Jackson Landers; image from jacksonlanders.com

Hunting for food can be more sustainable than most vegetarian/vegan diets, and they share values:
  • Environment: One might walk into his backyard and shoot a deer, while commercial meat’s carbon footprint includes
    • Fuel
    • Shipping
    • Feed for animals
  • Land use: Commercial farms pollute neighboring land and waterways
    • Deer land is not dedicated to deer
    • Deer can share land for residential and transportation use (medians)
    • Deer can share public land (state/national parks)
  • Deer eat local produce (to gardeners’ chagrin); commercial farms feed their animals unnatural grain diets
  • “Blood footprint” of a soy burger can be larger than that of a venison burger
    • Soybean farms kill wildlife via chemicals and pollution, and combines kill animals in the fields during harvesting
    • Hunting a deer just kills that deer
  • Ethics: you don’t have to wonder if an animal suffered, or how it died, if you killed it yourself

In the US, a hunter may not sell venison from a deer he hunted. If you seen venison for sale in this country, it is likely from New Zealand, where it was factory farmed, grain fed, and shipped long distance. That is the opposite of hunted venison.

Landers has begun hunting for invasive species removal, what he calls the invasivore movement. Invasives are one of the main three causes of species extinction; the other two are climate change and loss of habitat. He eats what he kills and reports that most everything tastes like chicken, beef, or pork.

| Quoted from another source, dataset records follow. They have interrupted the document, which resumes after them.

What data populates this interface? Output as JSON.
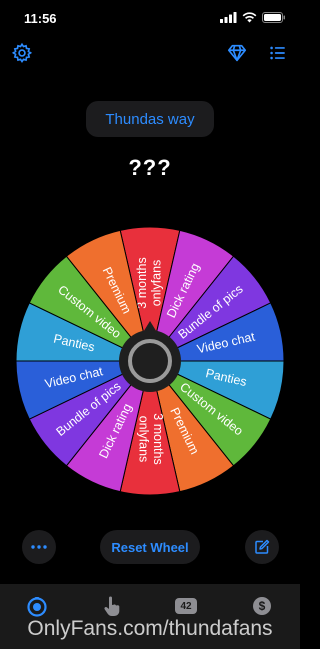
{
  "status_bar": {
    "time": "11:56"
  },
  "header": {
    "settings_icon": "gear-icon",
    "premium_icon": "diamond-icon",
    "list_icon": "list-icon"
  },
  "wheel_title": "Thundas way",
  "result": "???",
  "wheel": {
    "segments": [
      {
        "label": "3 months onlyfans",
        "color": "#e8303c"
      },
      {
        "label": "Dick rating",
        "color": "#c53bd6"
      },
      {
        "label": "Bundle of pics",
        "color": "#7f37e0"
      },
      {
        "label": "Video chat",
        "color": "#2a5fd9"
      },
      {
        "label": "Panties",
        "color": "#2f9fd6"
      },
      {
        "label": "Custom video",
        "color": "#5fb83b"
      },
      {
        "label": "Premium",
        "color": "#ef6f2e"
      },
      {
        "label": "3 months onlyfans",
        "color": "#e8303c"
      },
      {
        "label": "Dick rating",
        "color": "#c53bd6"
      },
      {
        "label": "Bundle of pics",
        "color": "#7f37e0"
      },
      {
        "label": "Video chat",
        "color": "#2a5fd9"
      },
      {
        "label": "Panties",
        "color": "#2f9fd6"
      },
      {
        "label": "Custom video",
        "color": "#5fb83b"
      },
      {
        "label": "Premium",
        "color": "#ef6f2e"
      }
    ]
  },
  "controls": {
    "more_icon": "ellipsis-icon",
    "reset_label": "Reset Wheel",
    "edit_icon": "edit-icon"
  },
  "tab_bar": {
    "tabs": [
      {
        "icon": "wheel-icon",
        "active": true
      },
      {
        "icon": "tap-icon",
        "active": false
      },
      {
        "icon": "counter-badge",
        "label": "42",
        "active": false
      },
      {
        "icon": "dollar-icon",
        "label": "$",
        "active": false
      }
    ]
  },
  "watermark": "OnlyFans.com/thundafans",
  "colors": {
    "accent": "#2d8cff",
    "surface": "#1c1c1e",
    "inactive": "#8e8e93"
  }
}
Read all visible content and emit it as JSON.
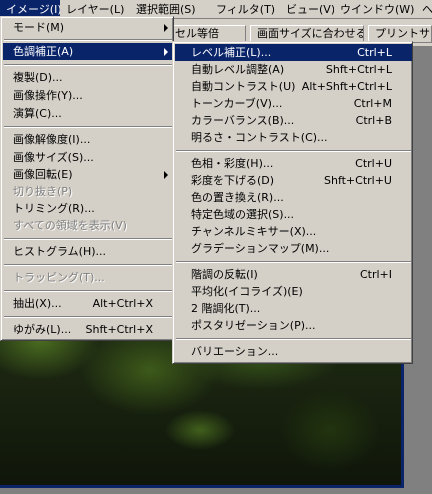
{
  "menubar": {
    "items": [
      "イメージ(I)",
      "レイヤー(L)",
      "選択範囲(S)",
      "フィルタ(T)",
      "ビュー(V)",
      "ウインドウ(W)",
      "ヘ"
    ]
  },
  "optionsbar": {
    "buttons": [
      "セル等倍",
      "画面サイズに合わせる",
      "プリントサイ"
    ]
  },
  "image_menu": {
    "items": [
      {
        "label": "モード(M)",
        "shortcut": "",
        "submenu": true,
        "disabled": false,
        "selected": false
      },
      {
        "label": "色調補正(A)",
        "shortcut": "",
        "submenu": true,
        "disabled": false,
        "selected": true
      },
      {
        "label": "複製(D)...",
        "shortcut": "",
        "submenu": false,
        "disabled": false,
        "selected": false
      },
      {
        "label": "画像操作(Y)...",
        "shortcut": "",
        "submenu": false,
        "disabled": false,
        "selected": false
      },
      {
        "label": "演算(C)...",
        "shortcut": "",
        "submenu": false,
        "disabled": false,
        "selected": false
      },
      {
        "label": "画像解像度(I)...",
        "shortcut": "",
        "submenu": false,
        "disabled": false,
        "selected": false
      },
      {
        "label": "画像サイズ(S)...",
        "shortcut": "",
        "submenu": false,
        "disabled": false,
        "selected": false
      },
      {
        "label": "画像回転(E)",
        "shortcut": "",
        "submenu": true,
        "disabled": false,
        "selected": false
      },
      {
        "label": "切り抜き(P)",
        "shortcut": "",
        "submenu": false,
        "disabled": true,
        "selected": false
      },
      {
        "label": "トリミング(R)...",
        "shortcut": "",
        "submenu": false,
        "disabled": false,
        "selected": false
      },
      {
        "label": "すべての領域を表示(V)",
        "shortcut": "",
        "submenu": false,
        "disabled": true,
        "selected": false
      },
      {
        "label": "ヒストグラム(H)...",
        "shortcut": "",
        "submenu": false,
        "disabled": false,
        "selected": false
      },
      {
        "label": "トラッピング(T)...",
        "shortcut": "",
        "submenu": false,
        "disabled": true,
        "selected": false
      },
      {
        "label": "抽出(X)...",
        "shortcut": "Alt+Ctrl+X",
        "submenu": false,
        "disabled": false,
        "selected": false
      },
      {
        "label": "ゆがみ(L)...",
        "shortcut": "Shft+Ctrl+X",
        "submenu": false,
        "disabled": false,
        "selected": false
      }
    ]
  },
  "adjust_menu": {
    "items": [
      {
        "label": "レベル補正(L)...",
        "shortcut": "Ctrl+L",
        "selected": true
      },
      {
        "label": "自動レベル調整(A)",
        "shortcut": "Shft+Ctrl+L",
        "selected": false
      },
      {
        "label": "自動コントラスト(U)",
        "shortcut": "Alt+Shft+Ctrl+L",
        "selected": false
      },
      {
        "label": "トーンカーブ(V)...",
        "shortcut": "Ctrl+M",
        "selected": false
      },
      {
        "label": "カラーバランス(B)...",
        "shortcut": "Ctrl+B",
        "selected": false
      },
      {
        "label": "明るさ・コントラスト(C)...",
        "shortcut": "",
        "selected": false
      },
      {
        "label": "色相・彩度(H)...",
        "shortcut": "Ctrl+U",
        "selected": false
      },
      {
        "label": "彩度を下げる(D)",
        "shortcut": "Shft+Ctrl+U",
        "selected": false
      },
      {
        "label": "色の置き換え(R)...",
        "shortcut": "",
        "selected": false
      },
      {
        "label": "特定色域の選択(S)...",
        "shortcut": "",
        "selected": false
      },
      {
        "label": "チャンネルミキサー(X)...",
        "shortcut": "",
        "selected": false
      },
      {
        "label": "グラデーションマップ(M)...",
        "shortcut": "",
        "selected": false
      },
      {
        "label": "階調の反転(I)",
        "shortcut": "Ctrl+I",
        "selected": false
      },
      {
        "label": "平均化(イコライズ)(E)",
        "shortcut": "",
        "selected": false
      },
      {
        "label": "2 階調化(T)...",
        "shortcut": "",
        "selected": false
      },
      {
        "label": "ポスタリゼーション(P)...",
        "shortcut": "",
        "selected": false
      },
      {
        "label": "バリエーション...",
        "shortcut": "",
        "selected": false
      }
    ]
  }
}
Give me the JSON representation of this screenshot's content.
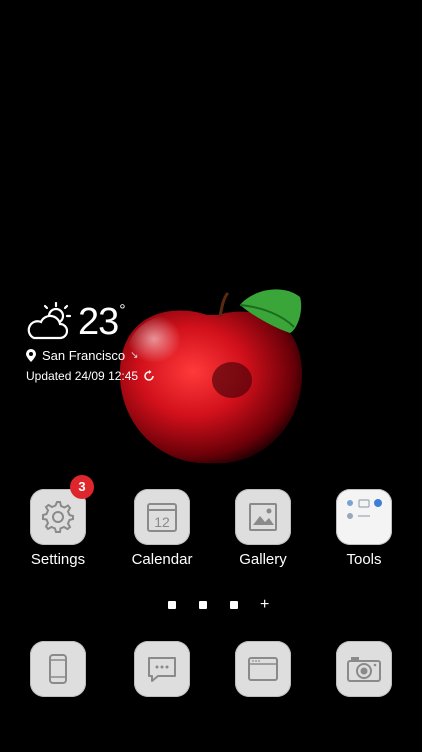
{
  "weather": {
    "temperature": "23",
    "unit": "°",
    "location": "San Francisco",
    "location_arrow": "↘",
    "updated": "Updated 24/09 12:45"
  },
  "apps": [
    {
      "label": "Settings",
      "icon": "gear-icon",
      "badge": "3"
    },
    {
      "label": "Calendar",
      "icon": "calendar-icon",
      "date": "12"
    },
    {
      "label": "Gallery",
      "icon": "image-icon"
    },
    {
      "label": "Tools",
      "icon": "tools-folder-icon"
    }
  ],
  "pager": {
    "pages": 3,
    "add_symbol": "+"
  },
  "dock": [
    {
      "icon": "phone-icon"
    },
    {
      "icon": "messages-icon"
    },
    {
      "icon": "browser-icon"
    },
    {
      "icon": "camera-icon"
    }
  ],
  "colors": {
    "background": "#000000",
    "icon_tile": "#dedede",
    "badge": "#e0262d",
    "apple_red": "#d1101b",
    "leaf_green": "#3aa63a"
  }
}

Some invasive plants and animals he has eaten include:

  • Kudzu: parboil young leaves and use in pesto or dolmas
  • Raccoon: tastes like roast beef
  • Lionfish: delicious
    • Interesting aside: Catfish and lionfish have the same venom. If you get stung by lionfish or catfish, warm the injured body part and the venom is rendered harmless
  • Silver carp: it tastes good and is incredibly easy to catch, as the fish literally jump into the boat, so why is creating a program to control them so difficult?
  • Deer: most bang for buck (sorry) taste- and quantity-wise
  • Pigeons: he chased them around near a playground in Central Park

He has not eaten a stinkbug, but has heard they don’t taste like they smell.

Hunting for food is a sustainable, ethical practice and I support it. If you are anti-hunting but haven’t really examined the reasons why, I encourage you to revisit the topic with yourself and see if any of the points above sway your thinking. If you’re still anti, please share why in the comments below.

The Omnivore’s Dilemma QotD

From The Ethics of Eating Animals, p. 326-7

To give up eating animals is to give up on these places as human habitat, unless of course we are willing to make complete our dependence on a highly industrialized national food chain. That food chain would be in turn even more dependent than it already is on fossil fuels and chemical fertilizer, since food would need to travel even farther and fertility–in the form of manures–would be in short supply. Indeed, it is doubtful you can build a genuinely sustainable agriculture without animals to cycle nutrients and support local food production. If our concern is for the health of nature–rather than, say, the internal consistency of our moral code or the condition of our souls–then eating animals may sometimes be the most ethical thing to do.

Since the utilitarian is concerned exclusively with the sum of happiness and suffering, and the slaughter of an animal with no comprehension of death need not entail suffering, the Good Farm adds to the total of animal happiness, provided you replace the slaughtered animal with a new one. However, this line of thinking does not obviate the wrongness of killing an animal that “has a sense of its own existence over time, and can have preferences about its own future.” In other words, it might be okay to eat the chicken or the cow, but perhaps not the (more intelligent) pig.